Siguiendo los pasos de Annetje, Hannah subió al cuarto piso, con una única habitación de la que se había extraído todo y que se había convertido en lugar santo. Las grandes ventanas dejaban entrar la luz tamizada por las nubes, pero la iglesia estaba iluminada por un número incontable de cirios que ardían sin humo en los candelabros. Hannah miró las pinturas: Cristo en la cruz, la Verónica con el sudario, san Juan en el desierto. En otro tiempo le habían dado consuelo, pero cada vez sentía una inquietud mayor ante ellos, como si aquellos santos estuvieran conspirando con Annetje y guiñaran los ojos o hicieran muecas de desprecio cuando ellas pasaban.
Los burgomaestres no habían prohibido la práctica del catolicismo en Amsterdam, pero solo se permitía si se hacía en privado, y las iglesias no debían ser reconocibles desde el exterior. Por dentro podían ser tan opulentas como los católicos quisieran, y los prósperos mercaderes de la comunidad católica habían sido generosos con sus donaciones. La iglesia era también un santuario; aunque la práctica del catolicismo era legal, los papistas no eran muy apreciados por el vulgo, pues la opresión vivida bajo España seguía muy presente para todos. En una ocasión, Hannah había visto cómo al padre Hans de aquella iglesia lo perseguía por las calles un grupo de niños que le arrojaba bostas.
Hannah encontró asiento en la primera fila, pues aquel día no había mucha gente, y empezó a relajarse un tanto. Le gustaba el familiar sonido del órgano, y se permitió el lujo de ponerse a divagar. Pensó en su hijo… una niña, decidió. La noche antes había soñado que era una hermosa niña. La mayoría de sueños no eran sino cosas absurdas, pero aquel tenía la consistencia de una profecía. Una niña sería una bendición. Se entregó a tal pensamiento hasta que casi pudo sentir la niña en sus brazos, pero cuando el cura empezó a recitar la misa, la fantasía se deshizo.

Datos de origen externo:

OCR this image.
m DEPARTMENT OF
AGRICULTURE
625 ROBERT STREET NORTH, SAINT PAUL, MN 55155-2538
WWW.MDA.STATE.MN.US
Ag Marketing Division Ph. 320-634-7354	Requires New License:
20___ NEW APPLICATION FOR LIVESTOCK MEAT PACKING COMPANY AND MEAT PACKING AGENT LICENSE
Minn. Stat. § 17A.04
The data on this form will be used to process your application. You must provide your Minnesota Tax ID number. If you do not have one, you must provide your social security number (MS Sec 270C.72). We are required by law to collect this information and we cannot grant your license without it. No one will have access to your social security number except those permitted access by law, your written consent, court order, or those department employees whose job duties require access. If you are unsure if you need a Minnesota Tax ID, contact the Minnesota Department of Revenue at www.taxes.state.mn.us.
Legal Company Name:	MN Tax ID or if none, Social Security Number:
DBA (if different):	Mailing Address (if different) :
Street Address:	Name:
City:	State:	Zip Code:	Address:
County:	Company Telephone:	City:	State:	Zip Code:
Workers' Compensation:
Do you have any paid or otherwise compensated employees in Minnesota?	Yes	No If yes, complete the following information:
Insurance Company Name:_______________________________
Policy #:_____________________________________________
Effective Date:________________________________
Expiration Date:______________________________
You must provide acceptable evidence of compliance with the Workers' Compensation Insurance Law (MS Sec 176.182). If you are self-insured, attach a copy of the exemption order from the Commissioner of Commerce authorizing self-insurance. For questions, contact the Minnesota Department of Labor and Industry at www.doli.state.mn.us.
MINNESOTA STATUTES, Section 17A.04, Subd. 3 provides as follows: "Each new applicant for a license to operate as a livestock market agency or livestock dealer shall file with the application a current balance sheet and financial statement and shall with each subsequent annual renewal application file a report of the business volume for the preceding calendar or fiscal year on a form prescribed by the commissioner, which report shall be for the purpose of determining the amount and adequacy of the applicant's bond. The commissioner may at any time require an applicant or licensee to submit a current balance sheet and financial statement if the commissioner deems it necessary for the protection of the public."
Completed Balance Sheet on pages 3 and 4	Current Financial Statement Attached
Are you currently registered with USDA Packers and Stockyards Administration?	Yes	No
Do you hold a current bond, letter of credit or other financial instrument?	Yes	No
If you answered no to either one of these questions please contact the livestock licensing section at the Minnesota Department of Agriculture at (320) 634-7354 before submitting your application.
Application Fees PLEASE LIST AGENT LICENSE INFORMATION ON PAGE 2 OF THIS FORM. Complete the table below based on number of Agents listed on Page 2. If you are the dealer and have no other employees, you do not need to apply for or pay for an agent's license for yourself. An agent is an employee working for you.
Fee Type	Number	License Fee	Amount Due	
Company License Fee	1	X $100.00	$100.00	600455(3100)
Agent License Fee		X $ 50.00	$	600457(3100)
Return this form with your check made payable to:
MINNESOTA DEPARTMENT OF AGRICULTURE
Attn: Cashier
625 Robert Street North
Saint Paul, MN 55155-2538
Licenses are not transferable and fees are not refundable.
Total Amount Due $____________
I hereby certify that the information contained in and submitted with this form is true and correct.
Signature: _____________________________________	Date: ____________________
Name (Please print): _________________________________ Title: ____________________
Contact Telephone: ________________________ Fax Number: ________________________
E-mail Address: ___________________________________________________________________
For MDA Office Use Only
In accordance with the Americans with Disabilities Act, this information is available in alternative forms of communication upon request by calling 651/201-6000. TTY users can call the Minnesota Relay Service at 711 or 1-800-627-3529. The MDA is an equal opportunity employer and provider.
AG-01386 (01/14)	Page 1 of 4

Tal vez erraba al buscar consuelo en la vieja religión, pero Annetje la había convencido amablemente de que fuera una primera vez… y después ya no tuvo elección. Todos aquellos hombres que le habían ocultado la verdad o solo le habían dado una triste versión no tenían derecho a obligarla a seguir los caminos que ellos quisieran. ¿Cómo decidir si deseaba ser judía o no? Tenía tan poca capacidad de elección sobre la religión que quería como sobre su rostro o su carácter. Mientras estaba allí sentada, escuchando a medias las palabras que resonaban por la cámara, Hannah sintió que su irritación con Daniel aumentaba. ¿Quién era él para decirle que tenía que adorar a Dios de una forma distinta y ni tan siquiera molestarse en explicarle qué forma era esa? ¿No tenía derecho a quejarse por semejante injusticia? Otras mujeres hablaban de sus ideas con sus esposos… raro era el día en que salía a la calle y no veía a alguna holandesa reprendiendo a su hombre por borracho u ocioso. No estaba bien, se dijo entre sí. Se sobresaltó al ver que se había dado una palmada en la pierna.